Hi all, The genome of the bacterium that we work with is flooded with repeat regions. We are interested in one such repeat region which we believe might be transcribed. We have a RNA-seq data set in which we could look for this repeat. But the problem is that reads which map to such repeats would be discarded by the aligners (due to multiple hits) or one chosen and reported at random. We are also looking at wet lab possibilities (In vitro transcription, Northerns). But if there could be a possibility of catching transcription at such repeat regions from our RNA-seq data, would have been great. Is there be a possibility to address such repeat regions and cDNA reads? Thanks Abi
Thanks Josh for your response. OK I did overestimate the repeats in this bacterial genome compared to fungal and plant genomes although it is much more compared to other species like coli or salmonella. Here some background info on what we already have or did. The sequence of the organism is available. This repeat (around 200 bp) occurs 19 times on our ca 2 Mb genome. Computationally no sigma 70 promoter or a rho independent promoter could be detected at least by BPROM or TransTerm which tends to the possibility that this might not be transcribed. I did use a couple of aligners bowtie, bwa with our illumina single end read data and could not see reads aligned to this region. I asked myself could it be that there are actually reads which align to any of the 19 repeats which might be transcribed but because they would be counted as multiple hits and hence are discarded and not reported?
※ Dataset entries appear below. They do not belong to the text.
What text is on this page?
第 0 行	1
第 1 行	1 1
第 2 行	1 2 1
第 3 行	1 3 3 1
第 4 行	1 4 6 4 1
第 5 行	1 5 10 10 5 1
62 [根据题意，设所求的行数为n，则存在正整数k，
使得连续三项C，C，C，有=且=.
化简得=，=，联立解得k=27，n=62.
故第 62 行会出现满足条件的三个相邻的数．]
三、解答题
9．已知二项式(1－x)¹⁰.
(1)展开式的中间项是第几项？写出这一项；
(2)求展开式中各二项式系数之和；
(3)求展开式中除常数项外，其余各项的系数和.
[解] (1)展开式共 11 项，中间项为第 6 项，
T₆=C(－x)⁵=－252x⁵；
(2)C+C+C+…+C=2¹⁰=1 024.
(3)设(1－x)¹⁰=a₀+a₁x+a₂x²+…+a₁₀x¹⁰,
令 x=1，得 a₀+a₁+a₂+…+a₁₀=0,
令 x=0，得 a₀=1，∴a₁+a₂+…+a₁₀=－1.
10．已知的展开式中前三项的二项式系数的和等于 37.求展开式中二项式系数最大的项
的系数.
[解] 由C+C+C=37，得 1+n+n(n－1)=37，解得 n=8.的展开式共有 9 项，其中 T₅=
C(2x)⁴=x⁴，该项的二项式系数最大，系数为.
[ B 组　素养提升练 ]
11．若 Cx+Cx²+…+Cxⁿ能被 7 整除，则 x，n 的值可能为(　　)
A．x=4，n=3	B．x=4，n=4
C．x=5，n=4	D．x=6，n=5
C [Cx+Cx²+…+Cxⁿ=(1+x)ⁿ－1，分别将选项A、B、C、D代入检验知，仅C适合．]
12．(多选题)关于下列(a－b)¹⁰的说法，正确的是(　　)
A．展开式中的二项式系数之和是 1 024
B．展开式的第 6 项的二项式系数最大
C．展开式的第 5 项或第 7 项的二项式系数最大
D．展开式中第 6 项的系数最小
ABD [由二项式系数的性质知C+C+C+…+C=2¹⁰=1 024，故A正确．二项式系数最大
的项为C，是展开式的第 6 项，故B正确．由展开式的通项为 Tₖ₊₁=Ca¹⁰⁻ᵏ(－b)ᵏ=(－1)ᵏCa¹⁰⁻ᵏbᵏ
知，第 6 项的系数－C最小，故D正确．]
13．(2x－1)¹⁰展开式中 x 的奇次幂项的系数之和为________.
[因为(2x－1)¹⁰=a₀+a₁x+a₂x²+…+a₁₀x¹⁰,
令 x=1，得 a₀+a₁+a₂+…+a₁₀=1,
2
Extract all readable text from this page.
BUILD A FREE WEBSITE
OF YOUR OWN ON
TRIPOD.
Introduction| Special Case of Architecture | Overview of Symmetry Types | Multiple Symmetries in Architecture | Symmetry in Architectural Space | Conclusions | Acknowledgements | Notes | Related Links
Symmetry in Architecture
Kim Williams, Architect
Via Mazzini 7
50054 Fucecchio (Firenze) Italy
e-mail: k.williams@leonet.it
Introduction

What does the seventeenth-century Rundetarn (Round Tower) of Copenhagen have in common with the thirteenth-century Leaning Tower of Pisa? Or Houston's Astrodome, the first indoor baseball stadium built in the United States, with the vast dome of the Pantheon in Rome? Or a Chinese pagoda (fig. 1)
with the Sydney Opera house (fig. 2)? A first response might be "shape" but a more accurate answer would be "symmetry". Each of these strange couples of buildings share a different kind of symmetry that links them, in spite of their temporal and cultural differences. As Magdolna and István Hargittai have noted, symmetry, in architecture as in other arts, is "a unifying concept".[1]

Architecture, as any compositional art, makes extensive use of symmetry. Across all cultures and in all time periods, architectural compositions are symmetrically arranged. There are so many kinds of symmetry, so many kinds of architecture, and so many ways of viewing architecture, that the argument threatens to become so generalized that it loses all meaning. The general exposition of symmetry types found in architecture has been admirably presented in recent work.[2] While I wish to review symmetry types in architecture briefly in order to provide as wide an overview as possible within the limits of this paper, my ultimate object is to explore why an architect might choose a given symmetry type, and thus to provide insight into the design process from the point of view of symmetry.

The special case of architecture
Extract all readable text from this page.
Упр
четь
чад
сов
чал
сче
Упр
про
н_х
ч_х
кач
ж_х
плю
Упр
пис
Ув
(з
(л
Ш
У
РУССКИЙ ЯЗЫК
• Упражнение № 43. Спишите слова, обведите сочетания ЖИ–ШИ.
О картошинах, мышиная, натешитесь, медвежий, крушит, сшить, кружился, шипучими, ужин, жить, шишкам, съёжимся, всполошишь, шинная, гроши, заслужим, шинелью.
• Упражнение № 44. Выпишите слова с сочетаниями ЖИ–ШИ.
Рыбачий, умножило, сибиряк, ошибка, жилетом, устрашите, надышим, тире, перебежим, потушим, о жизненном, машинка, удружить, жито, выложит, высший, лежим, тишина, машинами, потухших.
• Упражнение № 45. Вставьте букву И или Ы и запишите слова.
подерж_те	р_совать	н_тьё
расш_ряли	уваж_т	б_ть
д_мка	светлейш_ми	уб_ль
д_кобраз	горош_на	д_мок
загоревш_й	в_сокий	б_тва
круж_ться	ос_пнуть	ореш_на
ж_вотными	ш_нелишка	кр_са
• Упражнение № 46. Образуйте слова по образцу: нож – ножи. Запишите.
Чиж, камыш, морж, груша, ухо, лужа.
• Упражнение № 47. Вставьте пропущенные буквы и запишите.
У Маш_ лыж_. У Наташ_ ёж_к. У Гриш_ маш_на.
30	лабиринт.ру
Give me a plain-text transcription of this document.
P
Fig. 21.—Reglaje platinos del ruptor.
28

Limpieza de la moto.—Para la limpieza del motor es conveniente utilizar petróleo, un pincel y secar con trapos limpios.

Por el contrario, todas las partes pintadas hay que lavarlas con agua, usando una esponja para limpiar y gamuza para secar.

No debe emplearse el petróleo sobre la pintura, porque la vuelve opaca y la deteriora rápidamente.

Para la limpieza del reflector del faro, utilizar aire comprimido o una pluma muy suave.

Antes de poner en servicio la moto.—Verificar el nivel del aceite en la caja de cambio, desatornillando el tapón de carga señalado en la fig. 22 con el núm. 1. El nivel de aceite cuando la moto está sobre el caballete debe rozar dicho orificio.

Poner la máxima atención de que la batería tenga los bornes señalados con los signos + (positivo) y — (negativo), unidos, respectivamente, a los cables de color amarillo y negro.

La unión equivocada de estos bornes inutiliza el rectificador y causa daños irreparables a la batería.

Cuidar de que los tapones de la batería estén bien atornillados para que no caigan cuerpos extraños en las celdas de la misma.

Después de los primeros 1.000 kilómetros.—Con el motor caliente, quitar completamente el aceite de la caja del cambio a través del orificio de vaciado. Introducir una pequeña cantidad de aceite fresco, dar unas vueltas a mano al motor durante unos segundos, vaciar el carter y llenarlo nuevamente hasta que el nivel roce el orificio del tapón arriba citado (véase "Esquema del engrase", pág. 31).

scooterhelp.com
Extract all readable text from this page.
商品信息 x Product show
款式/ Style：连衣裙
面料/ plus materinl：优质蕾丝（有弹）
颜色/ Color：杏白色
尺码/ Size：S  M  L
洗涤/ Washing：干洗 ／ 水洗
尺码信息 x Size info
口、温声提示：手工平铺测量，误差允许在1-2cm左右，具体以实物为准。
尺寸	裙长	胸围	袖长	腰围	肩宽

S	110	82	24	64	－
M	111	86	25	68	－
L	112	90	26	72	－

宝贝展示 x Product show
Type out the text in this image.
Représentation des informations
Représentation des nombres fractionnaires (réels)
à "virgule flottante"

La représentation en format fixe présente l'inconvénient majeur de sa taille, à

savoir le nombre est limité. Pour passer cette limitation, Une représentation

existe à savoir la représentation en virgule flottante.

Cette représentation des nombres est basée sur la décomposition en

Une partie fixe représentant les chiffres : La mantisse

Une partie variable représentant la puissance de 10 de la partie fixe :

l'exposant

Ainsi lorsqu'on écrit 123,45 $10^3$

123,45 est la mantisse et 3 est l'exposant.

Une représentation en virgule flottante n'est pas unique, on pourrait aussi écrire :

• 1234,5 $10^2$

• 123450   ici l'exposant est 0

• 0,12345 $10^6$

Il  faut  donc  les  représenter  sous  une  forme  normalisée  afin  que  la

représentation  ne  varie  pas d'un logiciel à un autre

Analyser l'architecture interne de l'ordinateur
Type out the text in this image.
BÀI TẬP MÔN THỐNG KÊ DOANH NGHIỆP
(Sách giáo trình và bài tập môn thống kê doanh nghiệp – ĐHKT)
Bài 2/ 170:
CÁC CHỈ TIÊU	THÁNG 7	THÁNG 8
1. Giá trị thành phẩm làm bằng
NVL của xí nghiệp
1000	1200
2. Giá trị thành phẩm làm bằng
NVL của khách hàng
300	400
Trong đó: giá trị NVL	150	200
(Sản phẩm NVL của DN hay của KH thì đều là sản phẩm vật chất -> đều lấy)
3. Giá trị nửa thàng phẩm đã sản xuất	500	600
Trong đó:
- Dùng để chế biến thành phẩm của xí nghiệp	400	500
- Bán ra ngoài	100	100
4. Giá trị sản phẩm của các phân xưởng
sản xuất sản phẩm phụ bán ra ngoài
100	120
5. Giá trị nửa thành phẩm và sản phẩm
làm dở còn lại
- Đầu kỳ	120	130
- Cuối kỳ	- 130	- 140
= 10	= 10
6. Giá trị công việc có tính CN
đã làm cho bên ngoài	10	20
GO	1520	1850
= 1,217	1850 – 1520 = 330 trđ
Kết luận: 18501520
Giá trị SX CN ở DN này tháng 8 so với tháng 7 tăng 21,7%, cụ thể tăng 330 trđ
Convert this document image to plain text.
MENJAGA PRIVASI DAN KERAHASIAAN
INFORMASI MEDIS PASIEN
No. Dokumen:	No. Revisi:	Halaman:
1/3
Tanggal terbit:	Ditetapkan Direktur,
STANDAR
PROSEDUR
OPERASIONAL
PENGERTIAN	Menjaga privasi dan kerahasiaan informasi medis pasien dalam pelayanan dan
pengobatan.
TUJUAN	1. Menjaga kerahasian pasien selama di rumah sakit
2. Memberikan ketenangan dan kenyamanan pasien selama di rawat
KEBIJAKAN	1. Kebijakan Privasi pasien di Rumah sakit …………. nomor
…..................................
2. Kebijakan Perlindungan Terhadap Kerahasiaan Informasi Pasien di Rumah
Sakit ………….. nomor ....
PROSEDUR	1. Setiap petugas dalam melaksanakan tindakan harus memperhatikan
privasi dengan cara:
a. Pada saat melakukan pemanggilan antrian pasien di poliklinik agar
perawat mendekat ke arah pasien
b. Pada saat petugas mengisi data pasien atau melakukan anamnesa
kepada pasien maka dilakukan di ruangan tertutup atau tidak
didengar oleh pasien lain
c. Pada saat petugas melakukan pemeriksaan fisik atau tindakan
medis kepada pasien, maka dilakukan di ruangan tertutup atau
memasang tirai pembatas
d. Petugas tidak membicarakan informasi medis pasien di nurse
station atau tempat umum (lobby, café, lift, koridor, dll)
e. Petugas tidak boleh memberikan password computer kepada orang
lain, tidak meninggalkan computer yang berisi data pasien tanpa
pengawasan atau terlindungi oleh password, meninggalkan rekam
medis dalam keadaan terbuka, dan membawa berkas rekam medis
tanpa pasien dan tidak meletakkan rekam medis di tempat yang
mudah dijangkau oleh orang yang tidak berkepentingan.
No this region does not code for any proteins in all 6 frames. What did you mean by BLAST? Take the reads discarded by the aligner and blast it on to our genome and see if any of them hit our repeat region? That could be done, will check on this. Sorry for not providing details in my initial post
Thanks for providing more information. I was only joking about the number of repeats -- just think it shouldn't be too difficult to figure out. So, you have the repeat as a read in your RNA-Seq dataset? Have you determined this or are you just wanting to look? Yes, I would try to use BLAST to see if your repeat is found in the transcripts. Do you have a transcription start site near the repeat?